According to Diversified’s website, the Presidio land has 45.5 acres of designated multifamily land, 13.5 acres for a hotel, 36.8 acres for office and the balance for retail and restaurants. At build-out, LNR expects the Presidio to contain more than one million sf of retail, restaurants and shops, 1,300 units of multifamily rental product and 750,000 sf of hospitality, fitness, office and medical office space.

“The Presidio’s land has some challenges in terms of topography and flood plains. It’s a difficult project to execute,” says Don Silverman, president of Margaux Development. “Right now, you won’t know until 2010 or 2011 if that deal makes sense.”

Silverman says he will decide in January when ground will break on his land, citing the North Tarrant Parkway expansion and un-built bridges as part of the delay. If all goes as planned, his project will open in 2009 or 2010.

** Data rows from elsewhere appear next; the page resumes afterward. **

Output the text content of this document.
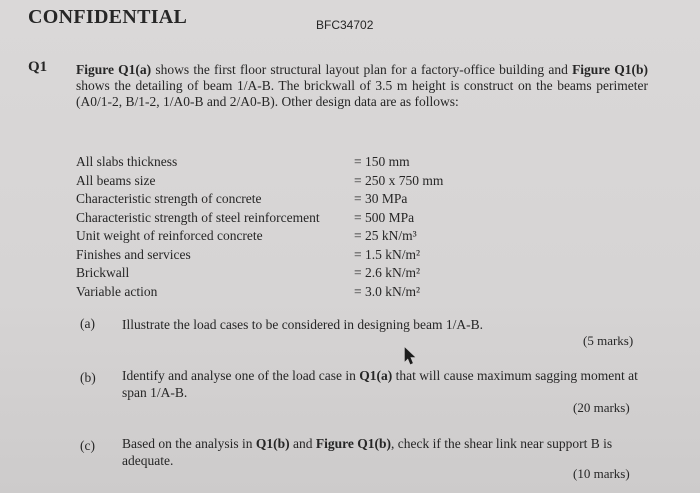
CONFIDENTIAL	BFC34702
Q1 Figure Q1(a) shows the first floor structural layout plan for a factory-office building and Figure Q1(b) shows the detailing of beam 1/A-B. The brickwall of 3.5 m height is construct on the beams perimeter (A0/1-2, B/1-2, 1/A0-B and 2/A0-B). Other design data are as follows:
All slabs thickness	= 150 mm
All beams size	= 250 x 750 mm
Characteristic strength of concrete	= 30 MPa
Characteristic strength of steel reinforcement	= 500 MPa
Unit weight of reinforced concrete	= 25 kN/m³
Finishes and services	= 1.5 kN/m²
Brickwall	= 2.6 kN/m²
Variable action	= 3.0 kN/m²
(a) Illustrate the load cases to be considered in designing beam 1/A-B.
(5 marks)
(b) Identify and analyse one of the load case in Q1(a) that will cause maximum sagging moment at span 1/A-B.
(20 marks)
(c) Based on the analysis in Q1(b) and Figure Q1(b), check if the shear link near support B is adequate.
(10 marks)
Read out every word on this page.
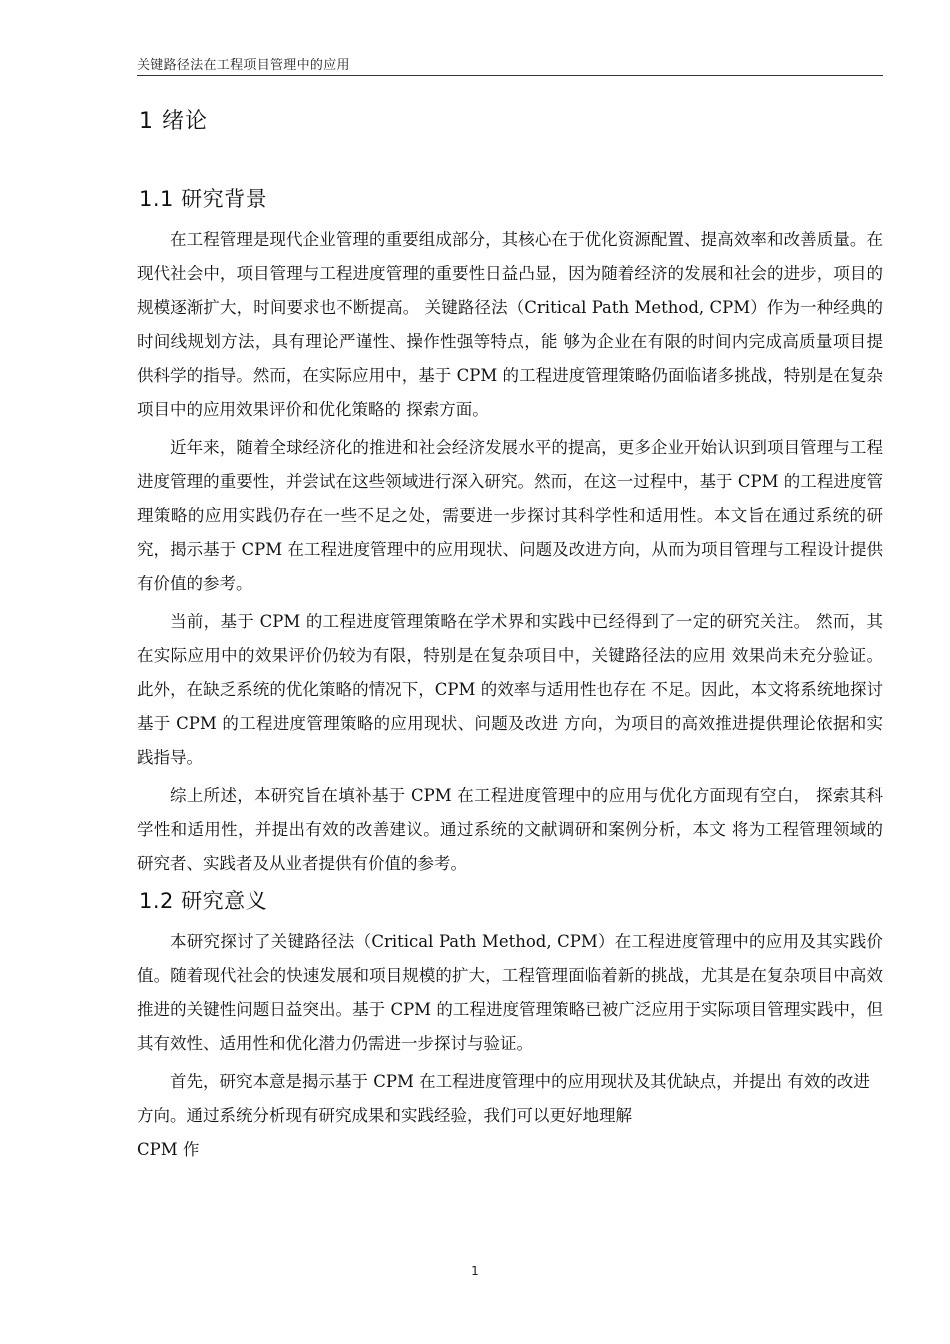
关键路径法在工程项目管理中的应用
1 绪论
1.1 研究背景

在工程管理是现代企业管理的重要组成部分，其核心在于优化资源配置、提高效率和改善质量。在现代社会中，项目管理与工程进度管理的重要性日益凸显，因为随着经济的发展和社会的进步，项目的规模逐渐扩大，时间要求也不断提高。 关键路径法（Critical Path Method, CPM）作为一种经典的时间线规划方法，具有理论严谨性、操作性强等特点，能 够为企业在有限的时间内完成高质量项目提供科学的指导。然而，在实际应用中，基于 CPM 的工程进度管理策略仍面临诸多挑战，特别是在复杂项目中的应用效果评价和优化策略的 探索方面。

近年来，随着全球经济化的推进和社会经济发展水平的提高，更多企业开始认识到项目管理与工程进度管理的重要性，并尝试在这些领域进行深入研究。然而，在这一过程中，基于 CPM 的工程进度管理策略的应用实践仍存在一些不足之处，需要进一步探讨其科学性和适用性。本文旨在通过系统的研究，揭示基于 CPM 在工程进度管理中的应用现状、问题及改进方向，从而为项目管理与工程设计提供有价值的参考。

当前，基于 CPM 的工程进度管理策略在学术界和实践中已经得到了一定的研究关注。 然而，其在实际应用中的效果评价仍较为有限，特别是在复杂项目中，关键路径法的应用 效果尚未充分验证。此外，在缺乏系统的优化策略的情况下，CPM 的效率与适用性也存在 不足。因此，本文将系统地探讨基于 CPM 的工程进度管理策略的应用现状、问题及改进 方向，为项目的高效推进提供理论依据和实践指导。

综上所述，本研究旨在填补基于 CPM 在工程进度管理中的应用与优化方面现有空白， 探索其科学性和适用性，并提出有效的改善建议。通过系统的文献调研和案例分析，本文 将为工程管理领域的研究者、实践者及从业者提供有价值的参考。

1.2 研究意义

本研究探讨了关键路径法（Critical Path Method, CPM）在工程进度管理中的应用及其实践价值。随着现代社会的快速发展和项目规模的扩大，工程管理面临着新的挑战，尤其是在复杂项目中高效推进的关键性问题日益突出。基于 CPM 的工程进度管理策略已被广泛应用于实际项目管理实践中，但其有效性、适用性和优化潜力仍需进一步探讨与验证。

首先，研究本意是揭示基于 CPM 在工程进度管理中的应用现状及其优缺点，并提出 有效的改进方向。通过系统分析现有研究成果和实践经验，我们可以更好地理解

CPM 作

1
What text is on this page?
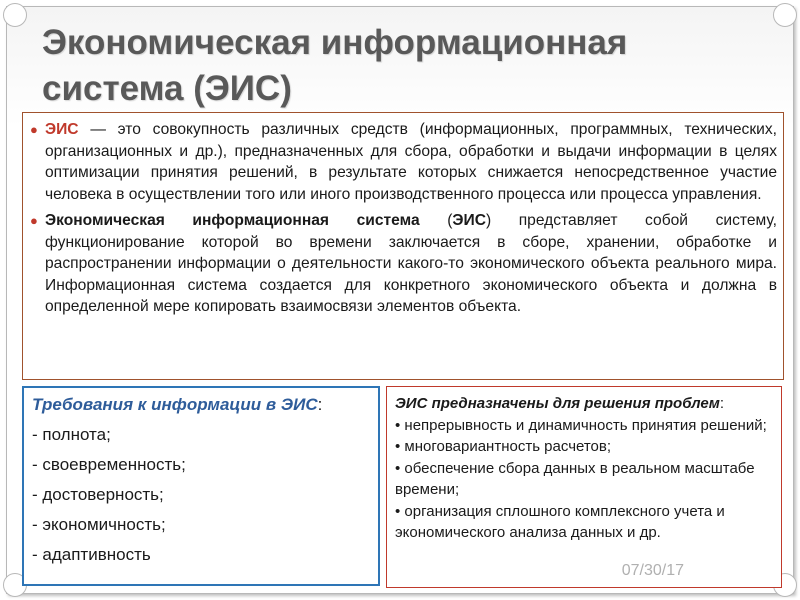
Экономическая информационная
система (ЭИС)
● ЭИС — это совокупность различных средств (информационных, программных, технических, организационных и др.), предназначенных для сбора, обработки и выдачи информации в целях оптимизации принятия решений, в результате которых снижается непосредственное участие человека в осуществлении того или иного производственного процесса или процесса управления.
● Экономическая информационная система (ЭИС) представляет собой систему, функционирование которой во времени заключается в сборе, хранении, обработке и распространении информации о деятельности какого-то экономического объекта реального мира. Информационная система создается для конкретного экономического объекта и должна в определенной мере копировать взаимосвязи элементов объекта.
Требования к информации в ЭИС:
- полнота;
- своевременность;
- достоверность;
- экономичность;
- адаптивность
ЭИС предназначены для решения проблем:
• непрерывность и динамичность принятия решений;
• многовариантность расчетов;
• обеспечение сбора данных в реальном масштабе времени;
• организация сплошного комплексного учета и экономического анализа данных и др.
07/30/17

Meanwhile, Hillwood has a head start on the corridor’s development in retail and multifamily development with its emerging Monterra Village brand. Market watchers agree on one point: it will take some time before the corridor can support all three developers’ plans.

LNR’s Presidio play is its largest undertaking in Dallas/Fort Worth. And, it’s holding an option for additional land. Cape says he’s “not at liberty to discuss the transaction because of the confidentiality agreement we have with the buyer.” As a result, he’s not saying if Diversified, known for its Texas hotel developments, has retained a partnership stake or its plans for the 88-acre balance.

[IMGCAP(2)]As for its Austin site, Cape isn’t ruling out a development partner versus an outright sale or even just maintaining a piece of the land for a hotel project. It has 53 acres entitled for multifamily development, 11 acres for townhouses, eight acres for a hotel and 26 acres for retail and restaurants. “We’ve had strong interest because it’s adjacent to the Metro Rail station and surrounded by a freight train of growth,” he says, adding he’s “hopeful that the right person sees its potential” as LNR did in Fort Worth.